When the pub closed, I would drive home to the farm. Mum always left a plate of food warming in the oven for me, even though she always hoped I would make it home to join the family for the evening meal. Most times I scraped the plate into the chook bucket and went to bed.
It was at that time that I started feeling sick. I went to the doctor. He told me I was pregnant. I felt really sick then.
Thirty Six
Mum had another sobbing fit and ran out of the room to pray and to lie down. At eighteen I would be the first unmarried pregnancy in our small country town, and I knew Mum and Dad were ashamed of me. The younger siblings looked at me like I
was the devil. I felt like I was carrying the devil inside me.
My big brother gave me a hug. He was visiting the farm from the city, where he worked as a nurse. His new girlfriend was with him. Mum was excited as he had never had a girlfriend before. Big Brother told me he was thinking about getting married, and maybe I could stay with them.
Everyone at church said I should put the baby up for adoption. The minister wanted me to stand up in front of the congregation and confess my sins. I already felt ashamed every time I looked at Mum and Dad’s faces, so I refused to do it. The minister persisted and would turn up unexpectedly at the pub. Eventually I told him to ‘rack off’.

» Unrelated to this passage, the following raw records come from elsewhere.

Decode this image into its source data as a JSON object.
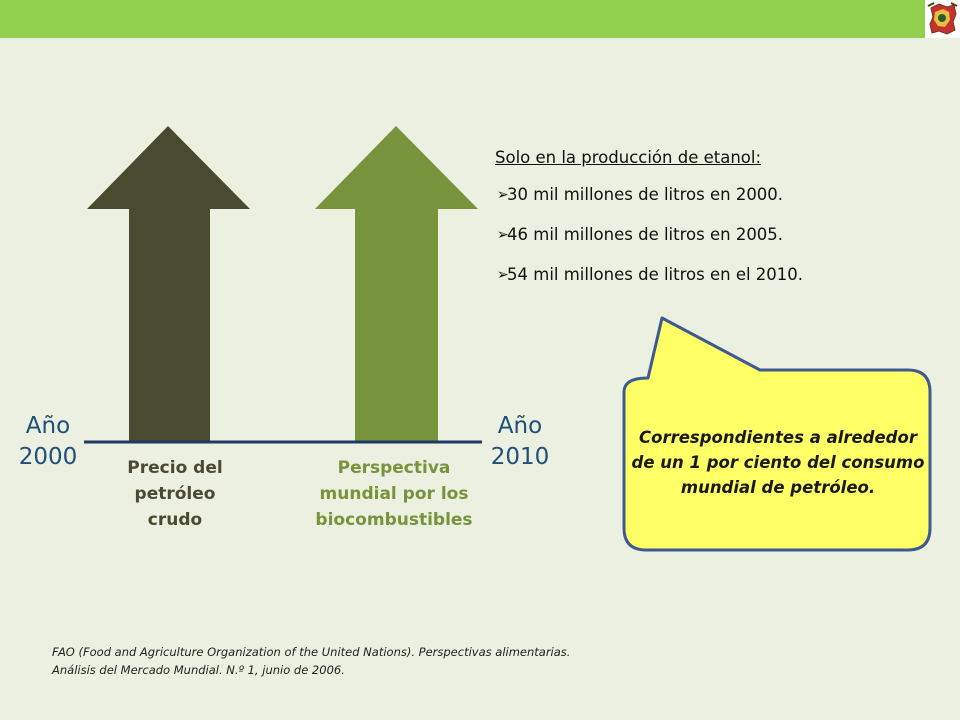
{
  "header": {
    "accent_color": "#92D050",
    "logo_icon": "coat-of-arms-logo"
  },
  "chart": {
    "start_year_label": "Año 2000",
    "end_year_label": "Año 2010",
    "arrows": [
      {
        "label": "Precio del petróleo crudo",
        "color": "#4A4A31"
      },
      {
        "label": "Perspectiva mundial por los biocombustibles",
        "color": "#77933C"
      }
    ]
  },
  "facts": {
    "heading": "Solo en la producción de etanol:",
    "bullet_icon": "arrow-bullet-icon",
    "items": [
      "30 mil millones de litros en 2000.",
      "46 mil millones de litros en 2005.",
      "54 mil millones de litros en el 2010."
    ]
  },
  "callout": {
    "text": "Correspondientes a alrededor de un 1 por ciento del consumo mundial de petróleo.",
    "fill_color": "#FFFF66",
    "border_color": "#3F5A8F"
  },
  "source": {
    "line1": "FAO (Food and Agriculture Organization of the United Nations). Perspectivas alimentarias.",
    "line2": "Análisis del Mercado Mundial. N.º 1, junio de 2006."
  }
}
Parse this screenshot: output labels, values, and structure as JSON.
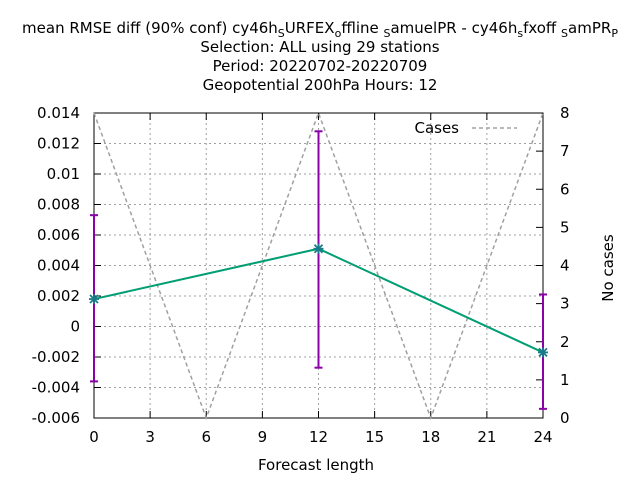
{
  "chart_data": {
    "type": "line",
    "title_lines": [
      "mean RMSE diff (90% conf) cy46h_{S}URFEX_{o}ffline_{S}amuelPR - cy46h_{s}fxoff_{S}amPR_{P}",
      "Selection: ALL using    29 stations",
      "Period: 20220702-20220709",
      "Geopotential 200hPa   Hours:  12"
    ],
    "title_parts": [
      {
        "t": "mean RMSE diff (90% conf) cy46h"
      },
      {
        "t": "S",
        "sub": true
      },
      {
        "t": "URFEX"
      },
      {
        "t": "o",
        "sub": true
      },
      {
        "t": "ffline "
      },
      {
        "t": "S",
        "sub": true
      },
      {
        "t": "amuelPR - cy46h"
      },
      {
        "t": "s",
        "sub": true
      },
      {
        "t": "fxoff "
      },
      {
        "t": "S",
        "sub": true
      },
      {
        "t": "amPR"
      },
      {
        "t": "P",
        "sub": true
      }
    ],
    "xlabel": "Forecast length",
    "y2label": "No cases",
    "x_ticks": [
      0,
      3,
      6,
      9,
      12,
      15,
      18,
      21,
      24
    ],
    "y_ticks": [
      -0.006,
      -0.004,
      -0.002,
      0,
      0.002,
      0.004,
      0.006,
      0.008,
      0.01,
      0.012,
      0.014
    ],
    "y_tick_labels": [
      "-0.006",
      "-0.004",
      "-0.002",
      "0",
      "0.002",
      "0.004",
      "0.006",
      "0.008",
      "0.01",
      "0.012",
      "0.014"
    ],
    "y2_ticks": [
      0,
      1,
      2,
      3,
      4,
      5,
      6,
      7,
      8
    ],
    "xlim": [
      0,
      24
    ],
    "ylim": [
      -0.006,
      0.014
    ],
    "y2lim": [
      0,
      8
    ],
    "grid": true,
    "legend_position": "top-right",
    "series": [
      {
        "name": "",
        "axis": "y",
        "color": "#009e73",
        "marker_color": "#1a7a8a",
        "errorbar_color": "#8b00a8",
        "x": [
          0,
          12,
          24
        ],
        "y": [
          0.0018,
          0.0051,
          -0.0017
        ],
        "err_low": [
          -0.0036,
          -0.0027,
          -0.0054
        ],
        "err_high": [
          0.0073,
          0.0128,
          0.0021
        ]
      },
      {
        "name": "Cases",
        "axis": "y2",
        "color": "#a0a0a0",
        "dashed": true,
        "x": [
          0,
          6,
          12,
          18,
          24
        ],
        "y": [
          8,
          0,
          8,
          0,
          8
        ]
      }
    ]
  }
}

Some people at sport said I was a slut. I told them to ‘rack off’ too. I was glad I didn’t go to school anymore. Who knows what I would have copped there. And I was glad Bones didn’t know I was carrying his baby.
Thirty Seven
Mum started taking me to counselling. I knew she was concerned about me, and trying to cope with me being pregnant. I only agreed to go along to ease the look of hurt on her face. After a while I resigned from the pub and moved to the city to stay with friends. I still drank, a lot, even though I tried not to. The months flew past, until I was in hospital, giving birth to a baby boy. Big Brother was with me during the labour, so I named the baby after him.
After five days I was discharged. My parents were waiting in the corridor. I walk gingerly to them. ‘Do you want to go in and see my baby?’ I asked. Dad picked up my case. No one said anything. We just walked down the corridor, got into the lift, went straight to the car park, and drove away.